Брант снова проверил кубик. Нет, света не было. Он сравнил ленты — ту, которую нашел, с той, что была продета сквозь поммель.

— Храм, — сказал он. — Храм Доброго Сердца. Бегом.

Они побежали, Брант быстро, Нико хромая и прося обождать.

Двери Храма были открыты настежь. В Храме толпились люди. У всех у них был такой вид, как будто они собрались в далекий поход по спешному делу и зашли сюда только на минуту и из-за этого неловко себя чувствуют. Брант прошел в служебные помещения, а Нико, сказав, что он останется поговорить с людьми и выяснить, что происходит, присел на одну из скамеек в главном зале, недалеко от алтаря, положил голову на руки, и уснул.

Дверь в кабинет Редо оказалась незапертой. Брант вошел и ничего не увидел — было темно. Наощупь он прошел к ящику со свечами, наощупь нашел огниво.

Редо лежал распростертый на полу посередине кабинета. Брант кинулся к нему и присел рядом. Редо дышал, но хрипло и с усилием. Брант бросился к столу, схватил кувшин с водой, и прыснул Редо в сине-черное от синяков и засохшей крови лицо.

Редо открыл один глаз. Второй открываться отказался, заплыл.

— Что с вами? — спросил Брант. — Вы видите меня? Слышите? Где Шила?

Редо закряхтел, застонал, и принял, не без помощи Бранта, сидячее положение.
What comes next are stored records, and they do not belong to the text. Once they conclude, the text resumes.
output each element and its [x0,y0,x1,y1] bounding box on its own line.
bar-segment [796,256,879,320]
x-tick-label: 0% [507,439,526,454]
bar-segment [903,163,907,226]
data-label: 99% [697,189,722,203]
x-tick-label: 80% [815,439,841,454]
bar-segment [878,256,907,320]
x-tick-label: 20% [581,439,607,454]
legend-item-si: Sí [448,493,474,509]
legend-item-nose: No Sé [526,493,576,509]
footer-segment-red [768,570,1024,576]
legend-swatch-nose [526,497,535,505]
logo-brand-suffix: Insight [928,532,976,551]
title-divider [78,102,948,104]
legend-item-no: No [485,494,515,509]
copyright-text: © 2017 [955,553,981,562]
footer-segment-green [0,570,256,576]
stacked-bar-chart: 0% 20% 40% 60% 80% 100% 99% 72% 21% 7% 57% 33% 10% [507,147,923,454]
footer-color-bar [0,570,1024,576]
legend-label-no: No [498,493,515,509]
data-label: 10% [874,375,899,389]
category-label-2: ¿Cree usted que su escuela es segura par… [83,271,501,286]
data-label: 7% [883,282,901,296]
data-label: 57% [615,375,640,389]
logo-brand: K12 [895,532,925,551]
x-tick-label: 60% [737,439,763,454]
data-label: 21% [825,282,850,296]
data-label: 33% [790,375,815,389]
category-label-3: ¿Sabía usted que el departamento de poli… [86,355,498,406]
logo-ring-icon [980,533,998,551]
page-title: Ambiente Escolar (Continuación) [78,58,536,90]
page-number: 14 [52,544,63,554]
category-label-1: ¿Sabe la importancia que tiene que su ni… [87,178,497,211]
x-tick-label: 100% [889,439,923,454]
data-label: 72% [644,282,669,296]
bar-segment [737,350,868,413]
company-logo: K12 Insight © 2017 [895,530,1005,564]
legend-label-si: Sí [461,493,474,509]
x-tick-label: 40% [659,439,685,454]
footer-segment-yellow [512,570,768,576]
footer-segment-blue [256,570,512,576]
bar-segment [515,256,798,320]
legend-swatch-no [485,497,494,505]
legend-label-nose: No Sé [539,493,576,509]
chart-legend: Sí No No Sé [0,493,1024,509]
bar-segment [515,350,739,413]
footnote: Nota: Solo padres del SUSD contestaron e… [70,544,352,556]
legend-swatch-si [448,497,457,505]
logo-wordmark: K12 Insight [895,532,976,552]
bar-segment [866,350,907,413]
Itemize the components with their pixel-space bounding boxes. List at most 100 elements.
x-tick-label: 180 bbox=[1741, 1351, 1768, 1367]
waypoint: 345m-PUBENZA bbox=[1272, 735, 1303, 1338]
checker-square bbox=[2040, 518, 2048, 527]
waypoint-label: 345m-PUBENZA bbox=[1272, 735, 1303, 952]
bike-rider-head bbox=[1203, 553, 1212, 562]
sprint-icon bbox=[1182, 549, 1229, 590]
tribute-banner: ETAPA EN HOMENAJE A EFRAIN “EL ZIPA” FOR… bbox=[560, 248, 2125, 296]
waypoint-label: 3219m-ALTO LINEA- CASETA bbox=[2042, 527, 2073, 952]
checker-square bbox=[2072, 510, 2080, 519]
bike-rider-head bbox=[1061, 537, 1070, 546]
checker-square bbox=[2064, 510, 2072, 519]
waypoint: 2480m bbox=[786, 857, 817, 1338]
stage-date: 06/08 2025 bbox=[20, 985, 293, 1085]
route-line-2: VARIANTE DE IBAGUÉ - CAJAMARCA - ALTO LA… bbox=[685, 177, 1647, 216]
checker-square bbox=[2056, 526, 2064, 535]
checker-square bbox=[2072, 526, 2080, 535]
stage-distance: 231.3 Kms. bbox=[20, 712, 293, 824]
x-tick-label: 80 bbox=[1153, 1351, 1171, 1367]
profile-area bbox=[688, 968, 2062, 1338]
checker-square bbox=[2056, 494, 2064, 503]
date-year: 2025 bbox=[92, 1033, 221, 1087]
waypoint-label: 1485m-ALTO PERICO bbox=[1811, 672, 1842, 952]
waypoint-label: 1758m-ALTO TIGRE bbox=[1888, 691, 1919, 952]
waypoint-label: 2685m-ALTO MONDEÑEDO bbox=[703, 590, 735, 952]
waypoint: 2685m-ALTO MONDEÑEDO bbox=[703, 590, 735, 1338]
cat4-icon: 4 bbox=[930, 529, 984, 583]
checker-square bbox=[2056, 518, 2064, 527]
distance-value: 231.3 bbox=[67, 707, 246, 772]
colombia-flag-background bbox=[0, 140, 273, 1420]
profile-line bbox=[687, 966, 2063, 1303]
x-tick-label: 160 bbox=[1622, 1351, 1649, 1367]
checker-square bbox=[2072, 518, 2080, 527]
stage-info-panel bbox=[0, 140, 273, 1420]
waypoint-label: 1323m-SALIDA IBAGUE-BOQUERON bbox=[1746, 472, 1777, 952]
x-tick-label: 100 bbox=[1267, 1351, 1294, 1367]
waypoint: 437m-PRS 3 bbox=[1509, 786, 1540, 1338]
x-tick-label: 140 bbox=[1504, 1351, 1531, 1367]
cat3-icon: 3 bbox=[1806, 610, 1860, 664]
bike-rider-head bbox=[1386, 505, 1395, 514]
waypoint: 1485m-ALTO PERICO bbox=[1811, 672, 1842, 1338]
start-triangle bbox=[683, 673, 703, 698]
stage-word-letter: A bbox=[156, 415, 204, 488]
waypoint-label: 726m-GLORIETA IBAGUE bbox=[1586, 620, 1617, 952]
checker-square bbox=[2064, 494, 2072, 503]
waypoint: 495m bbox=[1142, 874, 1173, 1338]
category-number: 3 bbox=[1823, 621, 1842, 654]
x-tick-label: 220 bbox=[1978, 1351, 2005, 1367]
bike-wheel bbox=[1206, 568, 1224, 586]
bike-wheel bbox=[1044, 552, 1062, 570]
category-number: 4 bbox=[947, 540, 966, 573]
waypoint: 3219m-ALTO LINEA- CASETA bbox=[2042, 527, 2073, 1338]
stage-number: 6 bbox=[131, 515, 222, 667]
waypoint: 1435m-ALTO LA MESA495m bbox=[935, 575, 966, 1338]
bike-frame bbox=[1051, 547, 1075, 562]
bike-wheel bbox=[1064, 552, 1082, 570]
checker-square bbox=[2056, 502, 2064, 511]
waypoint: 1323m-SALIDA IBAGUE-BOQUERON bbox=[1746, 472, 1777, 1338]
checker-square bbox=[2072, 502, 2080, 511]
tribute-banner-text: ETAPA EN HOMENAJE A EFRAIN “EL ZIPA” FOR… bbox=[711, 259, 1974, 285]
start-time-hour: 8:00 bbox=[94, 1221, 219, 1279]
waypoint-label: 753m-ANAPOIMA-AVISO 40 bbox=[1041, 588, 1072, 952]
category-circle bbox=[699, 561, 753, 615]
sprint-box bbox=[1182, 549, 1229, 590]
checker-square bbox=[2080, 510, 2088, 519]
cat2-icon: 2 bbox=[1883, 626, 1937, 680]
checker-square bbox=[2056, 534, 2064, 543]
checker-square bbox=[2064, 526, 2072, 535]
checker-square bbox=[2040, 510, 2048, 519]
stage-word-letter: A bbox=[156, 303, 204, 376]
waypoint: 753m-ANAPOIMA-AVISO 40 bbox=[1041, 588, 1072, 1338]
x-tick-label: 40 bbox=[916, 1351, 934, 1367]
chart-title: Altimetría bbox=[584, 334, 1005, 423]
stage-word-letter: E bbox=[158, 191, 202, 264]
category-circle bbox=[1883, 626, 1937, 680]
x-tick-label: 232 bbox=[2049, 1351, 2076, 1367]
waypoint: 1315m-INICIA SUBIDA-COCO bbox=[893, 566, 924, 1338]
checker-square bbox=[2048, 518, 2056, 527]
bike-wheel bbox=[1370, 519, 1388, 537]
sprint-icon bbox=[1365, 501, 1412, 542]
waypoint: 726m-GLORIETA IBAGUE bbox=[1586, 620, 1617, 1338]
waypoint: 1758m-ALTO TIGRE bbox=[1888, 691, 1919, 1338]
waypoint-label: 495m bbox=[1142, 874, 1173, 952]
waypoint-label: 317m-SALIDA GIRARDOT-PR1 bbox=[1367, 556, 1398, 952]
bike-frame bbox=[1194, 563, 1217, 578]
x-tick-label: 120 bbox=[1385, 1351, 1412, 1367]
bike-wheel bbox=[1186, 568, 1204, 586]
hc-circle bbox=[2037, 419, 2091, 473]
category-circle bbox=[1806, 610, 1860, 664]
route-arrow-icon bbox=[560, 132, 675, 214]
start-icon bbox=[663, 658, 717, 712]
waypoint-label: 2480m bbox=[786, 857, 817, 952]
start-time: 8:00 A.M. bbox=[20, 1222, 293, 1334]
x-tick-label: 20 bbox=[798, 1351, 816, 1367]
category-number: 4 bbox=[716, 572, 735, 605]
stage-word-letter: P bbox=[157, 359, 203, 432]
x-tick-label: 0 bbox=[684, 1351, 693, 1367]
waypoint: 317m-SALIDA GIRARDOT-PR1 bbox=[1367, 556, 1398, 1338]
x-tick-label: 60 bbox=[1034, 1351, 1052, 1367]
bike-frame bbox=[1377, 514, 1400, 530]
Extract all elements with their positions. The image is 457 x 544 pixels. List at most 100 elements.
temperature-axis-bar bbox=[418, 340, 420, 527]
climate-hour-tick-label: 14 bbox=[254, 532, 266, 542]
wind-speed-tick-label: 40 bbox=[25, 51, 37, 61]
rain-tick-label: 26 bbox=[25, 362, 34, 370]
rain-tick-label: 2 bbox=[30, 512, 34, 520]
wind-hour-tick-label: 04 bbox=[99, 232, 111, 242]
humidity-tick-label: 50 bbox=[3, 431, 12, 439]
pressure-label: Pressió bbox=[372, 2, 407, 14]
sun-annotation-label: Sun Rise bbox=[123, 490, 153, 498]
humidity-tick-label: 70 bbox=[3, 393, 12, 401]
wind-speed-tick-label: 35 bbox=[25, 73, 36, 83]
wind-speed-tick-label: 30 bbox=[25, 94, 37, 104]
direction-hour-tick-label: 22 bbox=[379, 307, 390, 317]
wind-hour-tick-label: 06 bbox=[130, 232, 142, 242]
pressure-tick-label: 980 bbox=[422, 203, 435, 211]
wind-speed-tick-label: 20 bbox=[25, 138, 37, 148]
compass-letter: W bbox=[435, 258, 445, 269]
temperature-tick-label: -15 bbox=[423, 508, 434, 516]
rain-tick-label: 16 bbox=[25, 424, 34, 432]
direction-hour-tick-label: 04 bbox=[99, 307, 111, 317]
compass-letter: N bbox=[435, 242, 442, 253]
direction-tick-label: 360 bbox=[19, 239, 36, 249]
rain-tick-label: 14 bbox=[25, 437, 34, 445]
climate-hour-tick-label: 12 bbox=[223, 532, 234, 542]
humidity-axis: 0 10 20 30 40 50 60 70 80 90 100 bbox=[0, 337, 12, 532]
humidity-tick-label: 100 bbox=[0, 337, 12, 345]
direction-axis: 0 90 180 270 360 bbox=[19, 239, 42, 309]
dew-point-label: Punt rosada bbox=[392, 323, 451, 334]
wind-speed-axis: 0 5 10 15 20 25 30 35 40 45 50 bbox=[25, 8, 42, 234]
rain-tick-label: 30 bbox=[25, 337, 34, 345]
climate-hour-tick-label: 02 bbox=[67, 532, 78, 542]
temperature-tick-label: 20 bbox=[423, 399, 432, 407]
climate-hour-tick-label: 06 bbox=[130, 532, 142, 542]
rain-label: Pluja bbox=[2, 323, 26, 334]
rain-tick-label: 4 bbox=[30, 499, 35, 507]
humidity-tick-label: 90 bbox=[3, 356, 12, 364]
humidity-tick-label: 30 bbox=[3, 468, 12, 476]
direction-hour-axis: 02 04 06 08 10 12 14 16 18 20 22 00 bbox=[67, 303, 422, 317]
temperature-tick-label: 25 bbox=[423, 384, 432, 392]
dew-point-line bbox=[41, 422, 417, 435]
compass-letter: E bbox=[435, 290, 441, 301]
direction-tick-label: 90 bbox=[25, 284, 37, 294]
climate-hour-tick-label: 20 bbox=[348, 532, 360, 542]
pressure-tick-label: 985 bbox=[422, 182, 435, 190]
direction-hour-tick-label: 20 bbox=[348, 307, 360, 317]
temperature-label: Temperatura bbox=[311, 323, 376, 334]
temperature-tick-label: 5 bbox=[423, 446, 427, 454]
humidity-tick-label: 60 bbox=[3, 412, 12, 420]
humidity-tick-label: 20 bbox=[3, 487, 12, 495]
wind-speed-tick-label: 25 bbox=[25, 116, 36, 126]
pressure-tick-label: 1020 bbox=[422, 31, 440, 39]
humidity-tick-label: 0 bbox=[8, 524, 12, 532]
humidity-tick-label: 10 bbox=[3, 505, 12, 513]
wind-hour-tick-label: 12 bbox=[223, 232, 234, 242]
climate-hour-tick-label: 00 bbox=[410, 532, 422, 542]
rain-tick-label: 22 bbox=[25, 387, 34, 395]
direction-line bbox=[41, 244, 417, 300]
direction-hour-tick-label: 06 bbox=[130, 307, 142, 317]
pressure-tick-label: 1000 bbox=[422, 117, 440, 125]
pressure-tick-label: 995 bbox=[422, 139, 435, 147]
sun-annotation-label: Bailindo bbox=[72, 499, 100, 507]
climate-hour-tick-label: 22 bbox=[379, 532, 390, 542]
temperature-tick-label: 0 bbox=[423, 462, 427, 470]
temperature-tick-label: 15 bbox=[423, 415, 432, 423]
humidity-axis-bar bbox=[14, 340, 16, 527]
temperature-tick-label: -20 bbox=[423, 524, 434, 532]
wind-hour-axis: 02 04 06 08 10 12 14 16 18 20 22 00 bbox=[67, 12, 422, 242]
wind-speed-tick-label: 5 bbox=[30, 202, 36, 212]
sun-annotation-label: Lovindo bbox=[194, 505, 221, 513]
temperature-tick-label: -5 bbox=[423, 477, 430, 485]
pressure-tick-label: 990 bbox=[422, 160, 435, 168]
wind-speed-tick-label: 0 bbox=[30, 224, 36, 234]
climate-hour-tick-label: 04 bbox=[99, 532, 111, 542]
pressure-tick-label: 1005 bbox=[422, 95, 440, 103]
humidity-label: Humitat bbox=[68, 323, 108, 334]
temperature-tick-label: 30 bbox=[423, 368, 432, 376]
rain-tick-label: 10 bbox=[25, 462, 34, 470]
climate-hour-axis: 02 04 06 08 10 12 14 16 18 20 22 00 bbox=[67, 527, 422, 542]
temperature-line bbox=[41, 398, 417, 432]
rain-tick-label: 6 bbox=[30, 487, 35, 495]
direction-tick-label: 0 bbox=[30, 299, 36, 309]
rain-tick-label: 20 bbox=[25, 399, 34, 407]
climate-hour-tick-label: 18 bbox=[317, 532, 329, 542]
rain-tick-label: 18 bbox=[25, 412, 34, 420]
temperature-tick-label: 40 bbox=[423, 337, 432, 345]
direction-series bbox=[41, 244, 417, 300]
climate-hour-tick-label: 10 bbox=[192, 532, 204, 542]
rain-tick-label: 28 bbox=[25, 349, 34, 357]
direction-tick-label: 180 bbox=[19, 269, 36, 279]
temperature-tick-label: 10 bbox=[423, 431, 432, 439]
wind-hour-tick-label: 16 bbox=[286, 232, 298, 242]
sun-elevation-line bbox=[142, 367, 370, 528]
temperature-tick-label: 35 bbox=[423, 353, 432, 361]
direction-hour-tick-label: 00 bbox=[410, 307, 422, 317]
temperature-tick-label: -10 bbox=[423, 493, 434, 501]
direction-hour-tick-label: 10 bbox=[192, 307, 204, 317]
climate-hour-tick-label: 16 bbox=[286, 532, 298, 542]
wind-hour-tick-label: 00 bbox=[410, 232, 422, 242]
— Шилу увезли, — сказал он сипло. — Фокс и охрана.

— Вы им сказали, где она прячется?

— Еще чего, — сказал Редо, поводил языком во рту, и выплюнул передний резец. — Сами нашли. Нашли, увезли, а потом Фокс вернулся, чтобы мне об этом сообщить. Ну, не специально для этого. Ему нужно было отпустить двух заблудших, которые меня тут держали.

— Как держали?

— За руки. Чтобы я не упал или не убежал. Город эвакуируется. Фалкон и воинство ушли первыми. Фалкон решил, видимо… Да?

— Да. Фрики тоже нет. Вам нужна помощь?

— Помогите мне подняться на ноги.

Брант осторожно взял Редо под мышки и поднял. Редо постоял, опираясь на Бранта, а потом попробовал постоять сам. Получилось.

— Чего уж теперь, — сказал он мрачно. — Теперь уж ничего. Теперь придет Лжезигвард и все будет либо лучше, либо хуже, либо также. Жена, как увидит меня с такой мордой, сразу уедет к теще. Она все терпела, и нищету, и насмешки, но такой морды… — он взял у Бранта свечу, неуверенно подошел к столу, и зажег трясущейся рукой все свечи в канделябре, шипя от боли. Отдав свечку Бранту, он двинулся к зеркалу, висевшему возле камина, и внимательно рассмотрел свое лицо. — …да, с такой мордой ей лучше на глаза не показываться. Как есть уголовник. Надо сперва подлечить морду, а уж потом домой идти. Сколько ж такая морда лечиться будет? Ого. Долго. Месяц, наверное, а может и год. Брант, у вас была когда-нибудь такая морда?

— Не припомню, — сказал Брант, мрачно глядя на Редо.